Langham, assistant professor of vocal production in the Department of Theatre, is a trained actress and vocal coach who recently brought her talents to UT.
This academic year, she has coached actors in productions of The Miracle Worker, A Christmas Carol and A Midsummer Night’s Dream.
“Working in the Theatre Department at UT is wonderful,” Langham said. “I am surrounded by talented and dedicated students and am fortunate enough to be working with colleagues who have worked across the creative industries at the highest professional level for many years.”
Growing up in Wolverhampton, England, Langham made her way to the Royal Conservatoire of Scotland to pursue her dreams of becoming a professional actress. It was during her postgraduate training at the Royal Academy of Music in London that she noticed she had a knack for voice and speech.
“I was convinced I wanted to be on the stage,” she said. “I worked professionally as an actor for a number of years. I performed across the UK and worked at a number of well-known theaters for example, Regent’s Park Open Air Theatre, the Royal Opera House Covent Garden, Southwark Playhouse, Shakespeare’s Globe, Steppenwolf Chicago, the Bridewell Theatre, Opera Holland Park, and the Wyndhams Theatre.”

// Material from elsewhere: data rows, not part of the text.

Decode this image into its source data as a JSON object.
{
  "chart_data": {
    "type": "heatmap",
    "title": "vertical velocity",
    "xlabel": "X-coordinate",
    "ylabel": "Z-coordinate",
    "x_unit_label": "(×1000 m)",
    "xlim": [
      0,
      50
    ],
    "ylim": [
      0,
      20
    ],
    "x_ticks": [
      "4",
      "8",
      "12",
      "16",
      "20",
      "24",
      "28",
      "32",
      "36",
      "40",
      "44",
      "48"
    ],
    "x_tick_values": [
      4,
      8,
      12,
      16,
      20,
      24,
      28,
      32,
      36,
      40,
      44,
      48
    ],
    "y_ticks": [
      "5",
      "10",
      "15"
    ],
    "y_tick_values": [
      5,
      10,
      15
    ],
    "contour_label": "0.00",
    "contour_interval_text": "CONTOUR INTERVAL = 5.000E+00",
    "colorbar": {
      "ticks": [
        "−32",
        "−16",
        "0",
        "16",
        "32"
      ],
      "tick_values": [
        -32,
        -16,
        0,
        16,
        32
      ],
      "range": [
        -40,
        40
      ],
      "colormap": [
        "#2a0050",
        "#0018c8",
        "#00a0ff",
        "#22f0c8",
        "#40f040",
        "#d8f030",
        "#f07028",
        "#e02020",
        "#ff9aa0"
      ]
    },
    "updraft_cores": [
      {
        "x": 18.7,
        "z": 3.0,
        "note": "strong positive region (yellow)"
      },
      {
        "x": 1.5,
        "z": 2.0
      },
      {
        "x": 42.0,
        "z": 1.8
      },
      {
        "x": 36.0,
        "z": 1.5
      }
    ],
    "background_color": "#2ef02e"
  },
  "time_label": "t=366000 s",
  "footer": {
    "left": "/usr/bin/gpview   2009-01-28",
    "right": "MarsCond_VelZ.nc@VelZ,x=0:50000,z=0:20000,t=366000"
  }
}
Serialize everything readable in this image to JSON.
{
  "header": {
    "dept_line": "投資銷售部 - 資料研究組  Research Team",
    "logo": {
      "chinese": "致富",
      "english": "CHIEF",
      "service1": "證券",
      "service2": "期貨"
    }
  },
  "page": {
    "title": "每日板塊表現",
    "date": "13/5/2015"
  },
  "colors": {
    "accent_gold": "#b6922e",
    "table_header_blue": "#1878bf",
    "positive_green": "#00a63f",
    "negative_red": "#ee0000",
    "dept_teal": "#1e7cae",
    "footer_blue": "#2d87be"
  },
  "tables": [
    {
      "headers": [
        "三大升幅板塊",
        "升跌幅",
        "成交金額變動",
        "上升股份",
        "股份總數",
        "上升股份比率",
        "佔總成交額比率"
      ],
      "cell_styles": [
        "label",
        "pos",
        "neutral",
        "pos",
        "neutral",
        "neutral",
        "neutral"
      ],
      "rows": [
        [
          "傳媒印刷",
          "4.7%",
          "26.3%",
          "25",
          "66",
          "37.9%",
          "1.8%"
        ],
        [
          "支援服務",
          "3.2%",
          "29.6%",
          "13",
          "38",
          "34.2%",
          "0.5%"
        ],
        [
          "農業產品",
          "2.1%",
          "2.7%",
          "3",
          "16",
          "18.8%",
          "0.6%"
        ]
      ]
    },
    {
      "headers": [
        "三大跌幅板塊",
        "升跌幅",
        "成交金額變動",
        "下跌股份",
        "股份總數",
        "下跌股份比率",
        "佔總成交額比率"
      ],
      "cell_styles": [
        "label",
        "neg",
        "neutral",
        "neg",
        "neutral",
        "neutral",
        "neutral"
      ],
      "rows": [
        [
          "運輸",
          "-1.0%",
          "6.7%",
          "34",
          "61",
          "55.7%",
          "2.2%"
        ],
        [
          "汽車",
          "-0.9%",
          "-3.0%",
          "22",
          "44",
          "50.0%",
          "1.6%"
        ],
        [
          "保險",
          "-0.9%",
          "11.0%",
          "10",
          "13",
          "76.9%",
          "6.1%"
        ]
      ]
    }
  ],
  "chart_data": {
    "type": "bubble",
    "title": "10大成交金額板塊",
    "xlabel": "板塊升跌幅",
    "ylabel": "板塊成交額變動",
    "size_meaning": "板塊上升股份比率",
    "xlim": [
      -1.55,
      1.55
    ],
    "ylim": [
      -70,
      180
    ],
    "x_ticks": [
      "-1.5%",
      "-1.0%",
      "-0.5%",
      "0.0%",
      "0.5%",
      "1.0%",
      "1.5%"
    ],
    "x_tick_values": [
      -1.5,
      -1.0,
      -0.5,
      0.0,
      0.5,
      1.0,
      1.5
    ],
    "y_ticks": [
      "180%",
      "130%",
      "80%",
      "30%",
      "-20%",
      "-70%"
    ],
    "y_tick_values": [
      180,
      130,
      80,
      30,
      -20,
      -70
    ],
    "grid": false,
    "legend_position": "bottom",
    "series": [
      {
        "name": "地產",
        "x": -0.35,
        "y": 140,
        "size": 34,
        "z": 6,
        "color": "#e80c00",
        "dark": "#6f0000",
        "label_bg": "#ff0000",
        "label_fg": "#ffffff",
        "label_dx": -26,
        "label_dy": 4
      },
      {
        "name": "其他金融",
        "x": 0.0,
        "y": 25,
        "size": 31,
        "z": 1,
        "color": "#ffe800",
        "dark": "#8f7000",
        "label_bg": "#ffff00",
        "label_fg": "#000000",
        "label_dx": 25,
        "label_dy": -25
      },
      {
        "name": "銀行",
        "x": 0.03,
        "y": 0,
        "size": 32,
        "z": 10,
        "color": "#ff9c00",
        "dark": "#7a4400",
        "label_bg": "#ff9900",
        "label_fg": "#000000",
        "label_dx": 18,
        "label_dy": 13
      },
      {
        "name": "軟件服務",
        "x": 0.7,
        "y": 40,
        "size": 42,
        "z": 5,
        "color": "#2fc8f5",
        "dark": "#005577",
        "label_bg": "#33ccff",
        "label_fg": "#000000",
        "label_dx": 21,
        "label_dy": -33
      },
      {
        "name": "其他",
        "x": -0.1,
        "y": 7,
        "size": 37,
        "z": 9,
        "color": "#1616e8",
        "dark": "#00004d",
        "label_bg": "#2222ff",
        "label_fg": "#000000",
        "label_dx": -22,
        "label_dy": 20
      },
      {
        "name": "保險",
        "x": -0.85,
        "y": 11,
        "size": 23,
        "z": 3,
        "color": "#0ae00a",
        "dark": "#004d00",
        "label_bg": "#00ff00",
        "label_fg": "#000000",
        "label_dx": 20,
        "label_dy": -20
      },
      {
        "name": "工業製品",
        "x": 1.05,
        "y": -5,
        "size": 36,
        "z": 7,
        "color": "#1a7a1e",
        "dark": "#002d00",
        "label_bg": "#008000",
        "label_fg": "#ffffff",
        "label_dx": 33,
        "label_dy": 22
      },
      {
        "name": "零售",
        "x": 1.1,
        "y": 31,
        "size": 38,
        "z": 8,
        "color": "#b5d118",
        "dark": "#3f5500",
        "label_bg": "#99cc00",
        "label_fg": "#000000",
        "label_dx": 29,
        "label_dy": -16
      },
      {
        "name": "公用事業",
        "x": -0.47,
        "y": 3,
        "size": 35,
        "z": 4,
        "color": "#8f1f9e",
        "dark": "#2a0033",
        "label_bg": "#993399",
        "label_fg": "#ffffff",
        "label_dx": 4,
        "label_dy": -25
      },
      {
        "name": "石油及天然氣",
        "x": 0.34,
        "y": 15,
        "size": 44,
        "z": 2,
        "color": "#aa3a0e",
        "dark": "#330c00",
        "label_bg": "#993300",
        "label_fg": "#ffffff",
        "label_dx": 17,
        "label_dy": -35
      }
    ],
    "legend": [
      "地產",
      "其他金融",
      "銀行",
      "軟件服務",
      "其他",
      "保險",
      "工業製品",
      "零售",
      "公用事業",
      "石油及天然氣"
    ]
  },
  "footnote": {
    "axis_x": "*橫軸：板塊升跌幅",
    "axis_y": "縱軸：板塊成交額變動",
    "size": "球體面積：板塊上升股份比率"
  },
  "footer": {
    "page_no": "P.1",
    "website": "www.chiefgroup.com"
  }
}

Realizing that being a full-time actor made her uncomfortable because of the uncertainty, she decided to re-focus her career and trained to teach voice and speech at the Royal Central School of Speech and Drama in London.
After receiving her master’s degree in speech, she landed a job as the head of voice at Paul McCartney’s Liverpool Institute for Performing Arts and taught there for four years.
Before crossing the pond and coming to Knoxville, Langham managed her own freelance coaching business, speaksmart, and assisted in coaching actors for the UK television series Peaky Blinders which is now on Netflix. She has worked on a feature film and coached at the Old Vic Theater where actor Kevin Spacey is the artistic director.
She came to work at UT in 2014.
So how many accents does Langham really know?
“I don’t know the exact number of accents I can speak in, but a fair few,” she said. “Naming a favorite is impossible. The intriguing thing about accent and dialect is that sound and language are always evolving so there are always new discoveries to be made.”